Duruşmaya aralarında Serenay Sarıkaya, Hande Erçel, Halit Ergenç, Bergüzar Korel, Ezgi Mola, Merve Dizdar, Birce Akalay, Birkan Sokullu, Metin Akdülger, Hakan Kurtaş, Miray Daner, Selma Ergeç ve Dolunay Soysert'in de bulunduğu ünlü isim de izleyici olarak katıldı.
İzleyiciler, duruşma salonuna Ayşe Barım getirildiği sırada 'Hoş geldin Ayşe' diyerek alkışladılar.

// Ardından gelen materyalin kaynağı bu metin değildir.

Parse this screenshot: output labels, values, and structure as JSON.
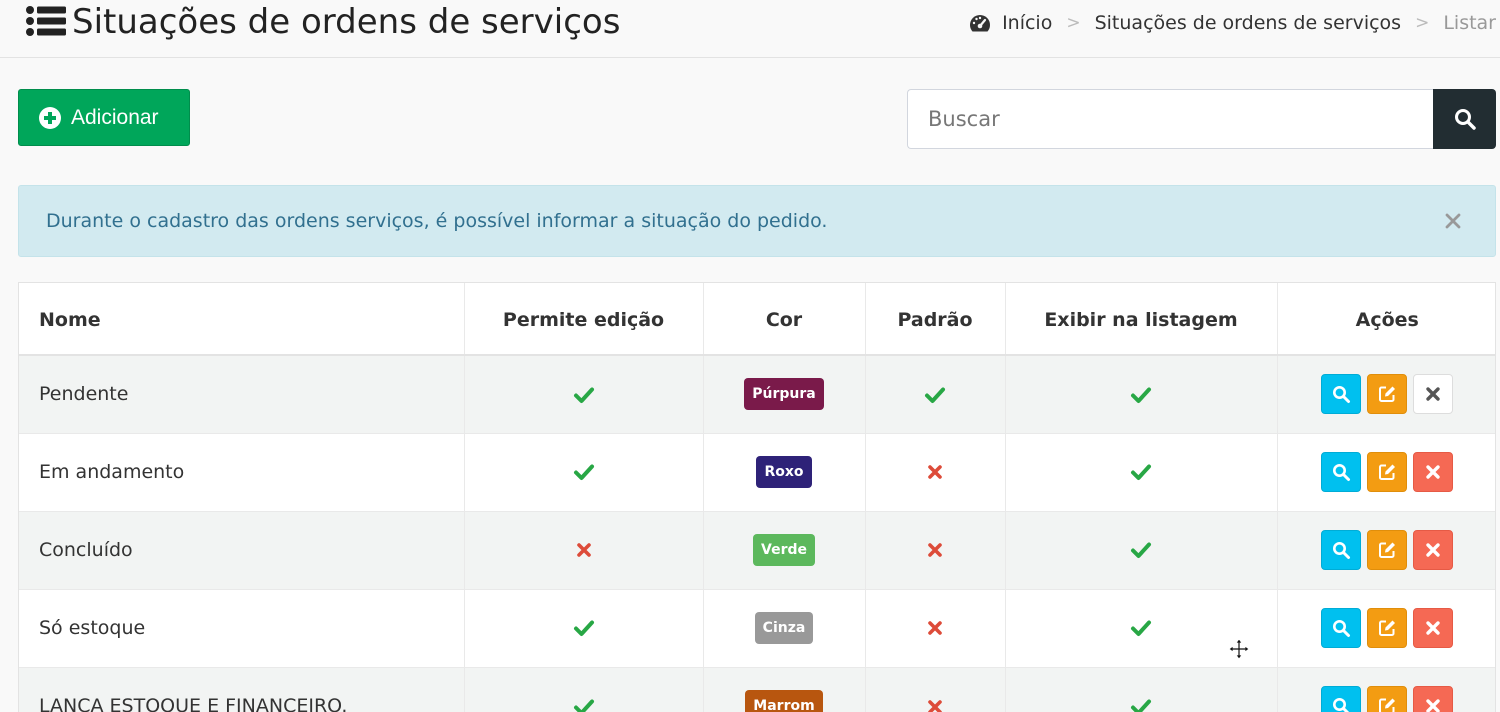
{
  "header": {
    "title": "Situações de ordens de serviços",
    "breadcrumb": [
      {
        "label": "Início"
      },
      {
        "label": "Situações de ordens de serviços"
      },
      {
        "label": "Listar"
      }
    ],
    "breadcrumb_separator": ">"
  },
  "toolbar": {
    "add_label": "Adicionar",
    "search_placeholder": "Buscar"
  },
  "alert": {
    "text": "Durante o cadastro das ordens serviços, é possível informar a situação do pedido."
  },
  "table": {
    "columns": [
      "Nome",
      "Permite edição",
      "Cor",
      "Padrão",
      "Exibir na listagem",
      "Ações"
    ],
    "rows": [
      {
        "name": "Pendente",
        "permite_edicao": true,
        "cor": "Púrpura",
        "cor_hex": "#7a1a4a",
        "padrao": true,
        "exibir": true,
        "delete_enabled": false
      },
      {
        "name": "Em andamento",
        "permite_edicao": true,
        "cor": "Roxo",
        "cor_hex": "#2e2278",
        "padrao": false,
        "exibir": true,
        "delete_enabled": true
      },
      {
        "name": "Concluído",
        "permite_edicao": false,
        "cor": "Verde",
        "cor_hex": "#5cb85c",
        "padrao": false,
        "exibir": true,
        "delete_enabled": true
      },
      {
        "name": "Só estoque",
        "permite_edicao": true,
        "cor": "Cinza",
        "cor_hex": "#999999",
        "padrao": false,
        "exibir": true,
        "delete_enabled": true
      },
      {
        "name": "LANÇA ESTOQUE E FINANCEIRO.",
        "permite_edicao": true,
        "cor": "Marrom",
        "cor_hex": "#b8560f",
        "padrao": false,
        "exibir": true,
        "delete_enabled": true
      }
    ]
  },
  "colors": {
    "success": "#00a65a",
    "check": "#28a745",
    "cross": "#dd4b39",
    "info": "#00c0ef",
    "warning": "#f39c12",
    "danger": "#f56954",
    "dark": "#222d32"
  },
  "icons": {
    "title": "list-icon",
    "breadcrumb_home": "dashboard-icon",
    "add": "plus-circle-icon",
    "search": "search-icon",
    "alert_close": "close-icon",
    "true": "check-icon",
    "false": "cross-icon",
    "view": "search-icon",
    "edit": "edit-icon",
    "delete": "delete-icon",
    "cursor": "move-cursor-icon"
  }
}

Duruşmada savunma yapan Ayşe Barım, hakkındaki iddiaların asılsız olduğunu belirterek şunları söyledi:
"Bir anda düğmeye basılmış gibi aşağılayıcı ve iftiralarla dolu bir karalama kampanyası başlatıldı hakkımda. Genç bir kadın oyuncu üzerinden gayri ahlaki şekilde para kazandığım iddiasıyla başladı her şey. Bu iftiradan sonra bir anda benim sektörde tekelci, bütün olumsuzlukların sorumlusu, bütün başarısızlıkların sorumlusu olduğum şeklinde yeni bir Ayşe Barım kimliği ortaya konuldu. Darbeci gibi inanılmaz iddialar ortaya döküldü. Gezi Parkı olayları 12 yıl önceydi, soruşturmalar yapıldı ve davalar açıldı. Bu süreçlerin hiçbir anında 'şüpheli', 'tanık' gibi ismim geçmedi ama bir anda 12 yıl sonra nasıl suçlanıyor ve yargılanıyorum anlamıyorum. O kadar ağır bir suçlama ki.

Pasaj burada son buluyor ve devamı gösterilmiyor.